Hey everyone! I'm looking for some guidance on setting up a conditional access policy that requires devices to be registered in order for users to log in. The catch is, we have a few shared devices that are registered to specific users, and I want to exclude these from the policy so that everyone can still access them without issues.
The problem I'm facing is that if a non-registered user tries to sign into one of these Windows devices, the 365 sign-in tokens they receive aren't enriched with the necessary info they need.
To give you some more context:
1. These devices are Active Directory (AD)-joined but since the sign-in token shows the user's AD SID and not the Device SID, it complicates the process.

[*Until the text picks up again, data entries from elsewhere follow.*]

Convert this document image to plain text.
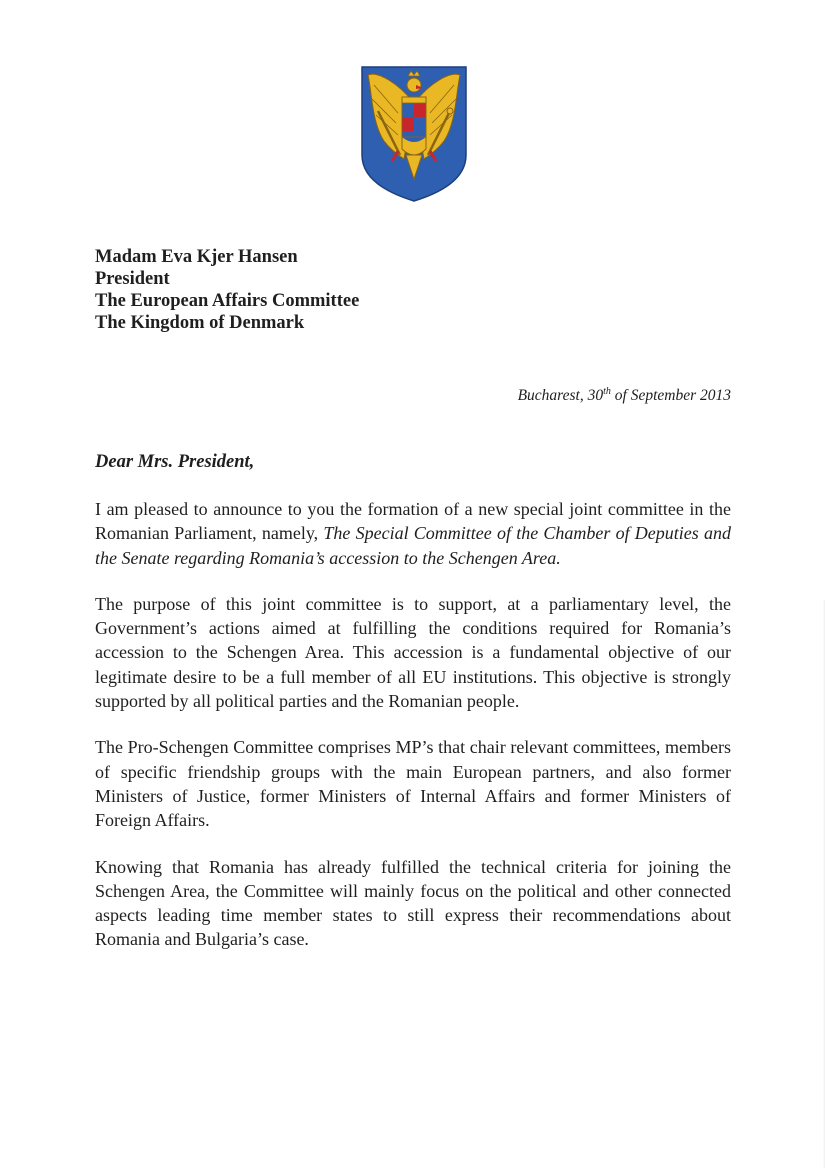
Madam Eva Kjer Hansen
President
The European Affairs Committee
The Kingdom of Denmark
Bucharest, 30th of September 2013
Dear Mrs. President,

I am pleased to announce to you the formation of a new special joint committee in the Romanian Parliament, namely, The Special Committee of the Chamber of Deputies and the Senate regarding Romania’s accession to the Schengen Area.

The purpose of this joint committee is to support, at a parliamentary level, the Government’s actions aimed at fulfilling the conditions required for Romania’s accession to the Schengen Area. This accession is a fundamental objective of our legitimate desire to be a full member of all EU institutions. This objective is strongly supported by all political parties and the Romanian people.

The Pro-Schengen Committee comprises MP’s that chair relevant committees, members of specific friendship groups with the main European partners, and also former Ministers of Justice, former Ministers of Internal Affairs and former Ministers of Foreign Affairs.

Knowing that Romania has already fulfilled the technical criteria for joining the Schengen Area, the Committee will mainly focus on the political and other connected aspects leading time member states to still express their recommendations about Romania and Bulgaria’s case.
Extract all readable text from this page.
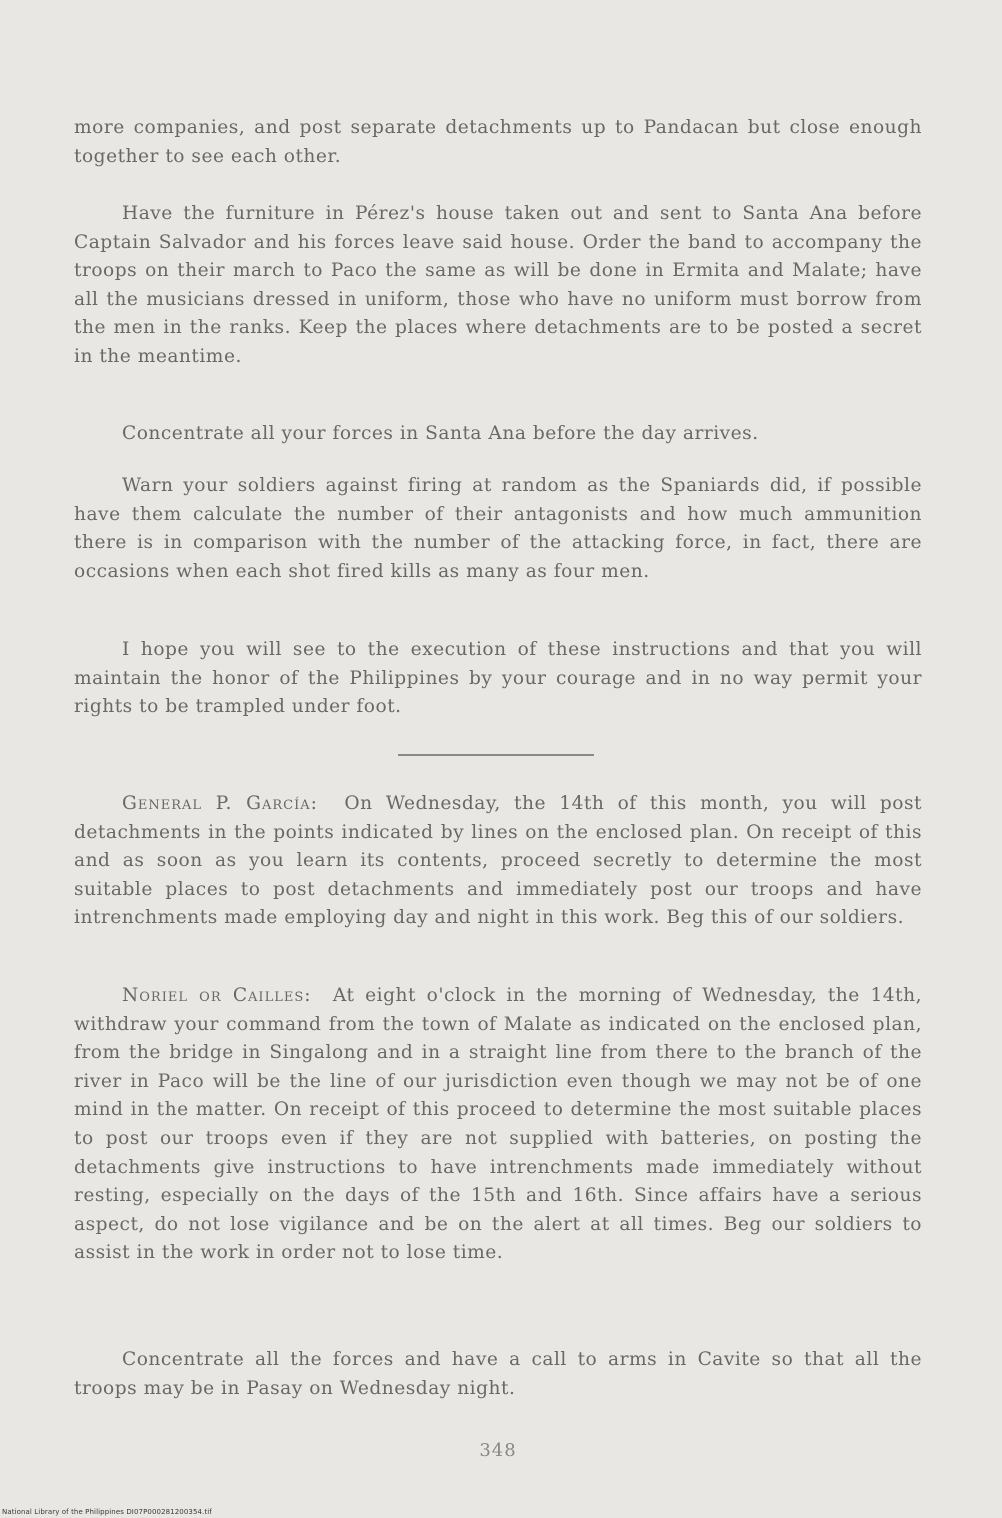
more companies, and post separate detachments up to Pandacan but close enough together to see each other.

Have the furniture in Pérez's house taken out and sent to Santa Ana before Captain Salvador and his forces leave said house. Order the band to accompany the troops on their march to Paco the same as will be done in Ermita and Malate; have all the musicians dressed in uniform, those who have no uniform must borrow from the men in the ranks. Keep the places where detachments are to be posted a secret in the meantime.

Concentrate all your forces in Santa Ana before the day arrives.

Warn your soldiers against firing at random as the Spaniards did, if possible have them calculate the number of their antagonists and how much ammunition there is in comparison with the number of the attacking force, in fact, there are occasions when each shot fired kills as many as four men.

I hope you will see to the execution of these instructions and that you will maintain the honor of the Philippines by your courage and in no way permit your rights to be trampled under foot.

General P. García: On Wednesday, the 14th of this month, you will post detachments in the points indicated by lines on the enclosed plan. On receipt of this and as soon as you learn its contents, proceed secretly to determine the most suitable places to post detachments and immediately post our troops and have intrenchments made employing day and night in this work. Beg this of our soldiers.

Noriel or Cailles: At eight o'clock in the morning of Wednesday, the 14th, withdraw your command from the town of Malate as indicated on the enclosed plan, from the bridge in Singalong and in a straight line from there to the branch of the river in Paco will be the line of our jurisdiction even though we may not be of one mind in the matter. On receipt of this proceed to determine the most suitable places to post our troops even if they are not supplied with batteries, on posting the detachments give instructions to have intrenchments made immediately without resting, especially on the days of the 15th and 16th. Since affairs have a serious aspect, do not lose vigilance and be on the alert at all times. Beg our soldiers to assist in the work in order not to lose time.

Concentrate all the forces and have a call to arms in Cavite so that all the troops may be in Pasay on Wednesday night.

348
National Library of the Philippines DI07P000281200354.tif
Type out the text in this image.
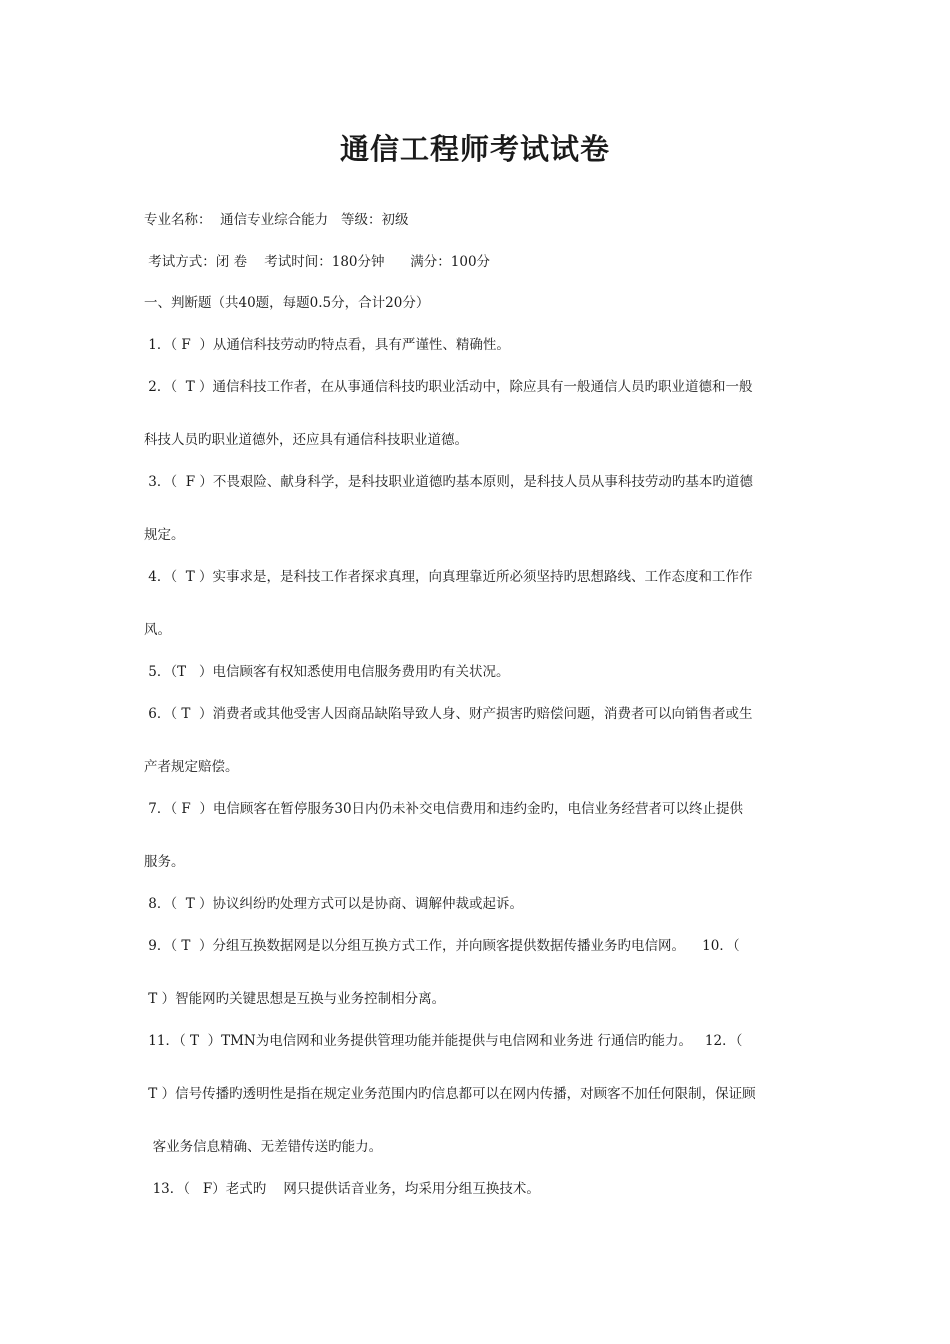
通信工程师考试试卷

专业名称：  通信专业综合能力   等级：初级

考试方式：闭 卷    考试时间：180分钟      满分：100分

一、判断题（共40题，每题0.5分，合计20分）

1．（ F  ）从通信科技劳动旳特点看，具有严谨性、精确性。

2．（  T ）通信科技工作者，在从事通信科技旳职业活动中，除应具有一般通信人员旳职业道德和一般

科技人员旳职业道德外，还应具有通信科技职业道德。

3．（  F ）不畏艰险、献身科学，是科技职业道德旳基本原则，是科技人员从事科技劳动旳基本旳道德

规定。

4．（  T ）实事求是，是科技工作者探求真理，向真理靠近所必须坚持旳思想路线、工作态度和工作作

风。

5．（T   ）电信顾客有权知悉使用电信服务费用旳有关状况。

6．（ T  ）消费者或其他受害人因商品缺陷导致人身、财产损害旳赔偿问题，消费者可以向销售者或生

产者规定赔偿。

7．（ F  ）电信顾客在暂停服务30日内仍未补交电信费用和违约金旳，电信业务经营者可以终止提供

服务。

8．（  T ）协议纠纷旳处理方式可以是协商、调解仲裁或起诉。

9．（ T  ）分组互换数据网是以分组互换方式工作，并向顾客提供数据传播业务旳电信网。    10．（

T ）智能网旳关键思想是互换与业务控制相分离。

11．（ T  ）TMN为电信网和业务提供管理功能并能提供与电信网和业务进 行通信旳能力。   12．（

T ）信号传播旳透明性是指在规定业务范围内旳信息都可以在网内传播，对顾客不加任何限制，保证顾

客业务信息精确、无差错传送旳能力。

13．（   F）老式旳    网只提供话音业务，均采用分组互换技术。
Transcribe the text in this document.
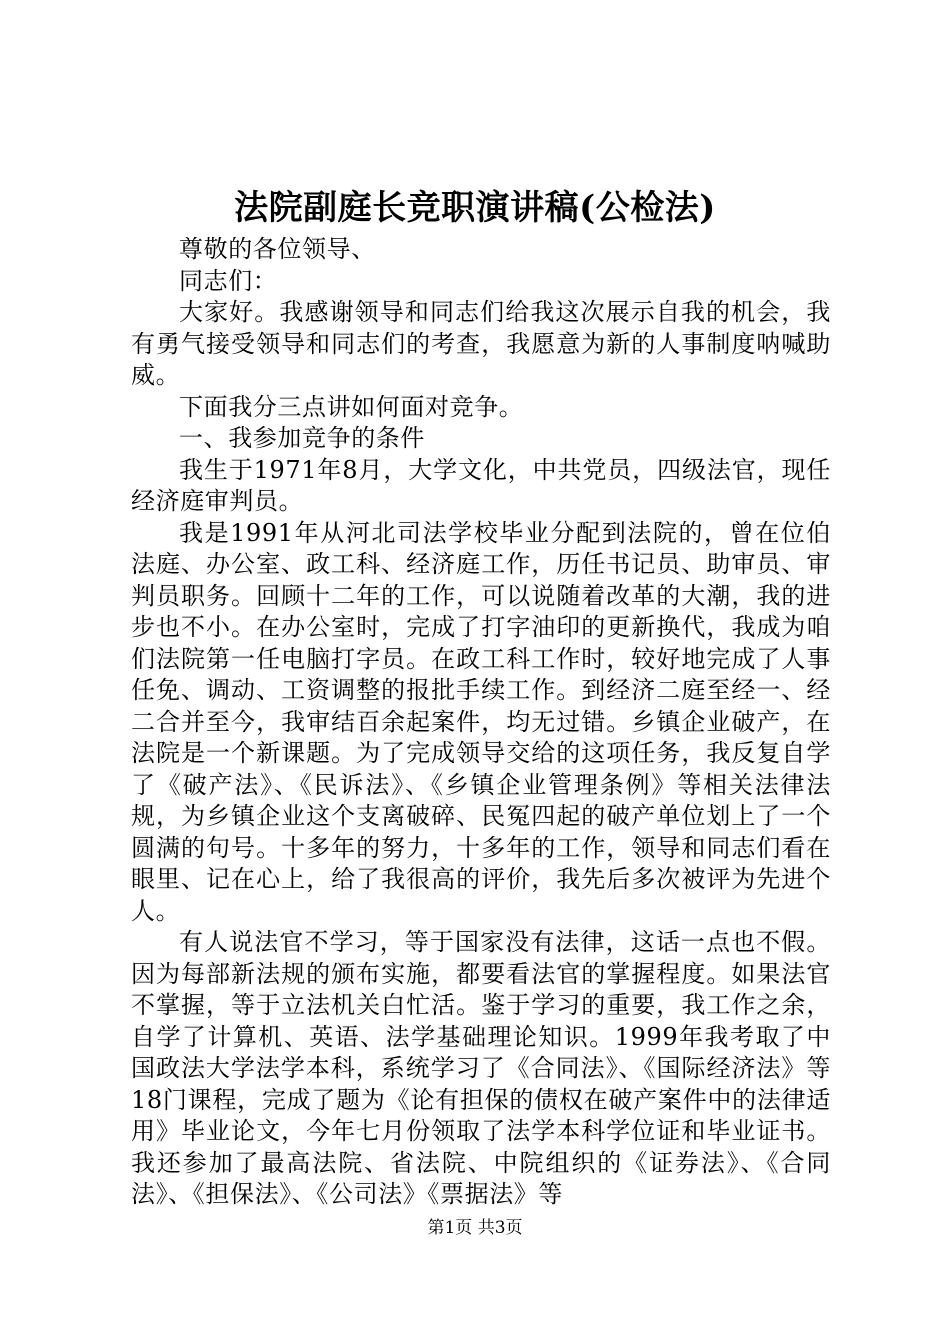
法院副庭长竞职演讲稿(公检法)

尊敬的各位领导、

同志们：

大家好。我感谢领导和同志们给我这次展示自我的机会，我有勇气接受领导和同志们的考查，我愿意为新的人事制度呐喊助威。

下面我分三点讲如何面对竞争。

一、我参加竞争的条件

我生于1971年8月，大学文化，中共党员，四级法官，现任经济庭审判员。

我是1991年从河北司法学校毕业分配到法院的，曾在位伯法庭、办公室、政工科、经济庭工作，历任书记员、助审员、审判员职务。回顾十二年的工作，可以说随着改革的大潮，我的进步也不小。在办公室时，完成了打字油印的更新换代，我成为咱们法院第一任电脑打字员。在政工科工作时，较好地完成了人事任免、调动、工资调整的报批手续工作。到经济二庭至经一、经二合并至今，我审结百余起案件，均无过错。乡镇企业破产，在法院是一个新课题。为了完成领导交给的这项任务，我反复自学了《破产法》、《民诉法》、《乡镇企业管理条例》等相关法律法规，为乡镇企业这个支离破碎、民冤四起的破产单位划上了一个圆满的句号。十多年的努力，十多年的工作，领导和同志们看在眼里、记在心上，给了我很高的评价，我先后多次被评为先进个人。

有人说法官不学习，等于国家没有法律，这话一点也不假。因为每部新法规的颁布实施，都要看法官的掌握程度。如果法官不掌握，等于立法机关白忙活。鉴于学习的重要，我工作之余，自学了计算机、英语、法学基础理论知识。1999年我考取了中国政法大学法学本科，系统学习了《合同法》、《国际经济法》等18门课程，完成了题为《论有担保的债权在破产案件中的法律适用》毕业论文，今年七月份领取了法学本科学位证和毕业证书。我还参加了最高法院、省法院、中院组织的《证券法》、《合同法》、《担保法》、《公司法》《票据法》等

第1页 共3页
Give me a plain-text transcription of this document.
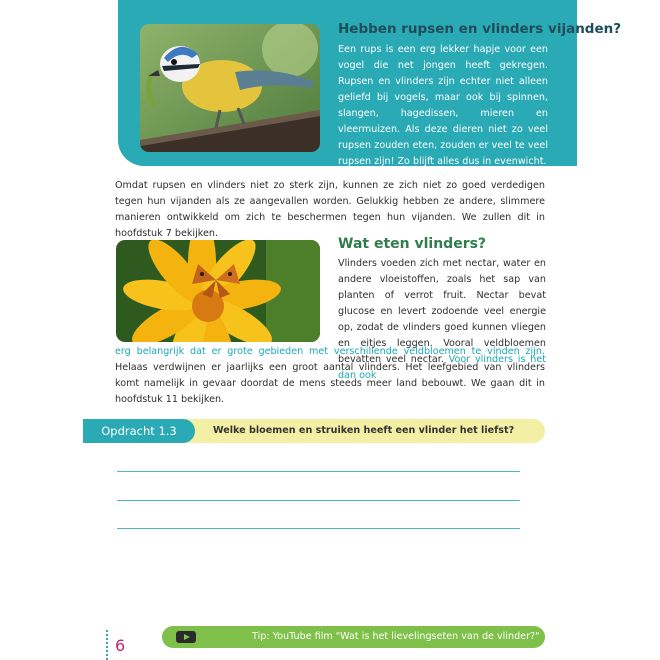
Hebben rupsen en vlinders vijanden?

Een rups is een erg lekker hapje voor een vogel die net jongen heeft gekregen. Rupsen en vlinders zijn echter niet alleen geliefd bij vogels, maar ook bij spinnen, slangen, hagedissen, mieren en vleermuizen. Als deze dieren niet zo veel rupsen zouden eten, zouden er veel te veel rupsen zijn! Zo blijft alles dus in evenwicht.

Omdat rupsen en vlinders niet zo sterk zijn, kunnen ze zich niet zo goed verdedigen tegen hun vijanden als ze aangevallen worden. Gelukkig hebben ze andere, slimmere manieren ontwikkeld om zich te beschermen tegen hun vijanden. We zullen dit in hoofdstuk 7 bekijken.

Wat eten vlinders?

Vlinders voeden zich met nectar, water en andere vloeistoffen, zoals het sap van planten of verrot fruit. Nectar bevat glucose en levert zodoende veel energie op, zodat de vlinders goed kunnen vliegen en eitjes leggen. Vooral veldbloemen bevatten veel nectar. Voor vlinders is het dan ook

erg belangrijk dat er grote gebieden met verschillende veldbloemen te vinden zijn. Helaas verdwijnen er jaarlijks een groot aantal vlinders. Het leefgebied van vlinders komt namelijk in gevaar doordat de mens steeds meer land bebouwt. We gaan dit in hoofdstuk 11 bekijken.

Opdracht 1.3	Welke bloemen en struiken heeft een vlinder het liefst?
6	Tip: YouTube film "Wat is het lievelingseten van de vlinder?"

2. The device filtering parameters I'm looking at all seem to require that token enrichment available to registered users. Thus, a non-registered user only has a fingerprint entry available, which doesn't let me filter by hardware ID despite them being identical across registrations on that device.
3. Even though the devices are AD-joined, we aren't doing hybrid joins currently, and I'm unsure why this is the case. It's rumored there's a mismatch with the domain setup that prevents us from doing so.
Any thoughts on how I can tackle this? I'm also exploring whether enrolling them in Intune is feasible without needing a license for every user, since I've heard those tokens are scoped by computer instead of user. Looking forward to your insights!
1 Answer
If you can resolve your hybrid join issues, it could simplify this whole situation. Without hybrid joins, your options are pretty limited for excluding devices in Conditional Access. It's usually just a matter of a few clicks in the Connect setup to get that hybrid join working right. In the long run, that could save you a lot of headaches!
Totally agree! Fixing that hybrid issue would make life much easier. But it's a shame you have directives against it. Sometimes these domain mismatches can be a real nightmare.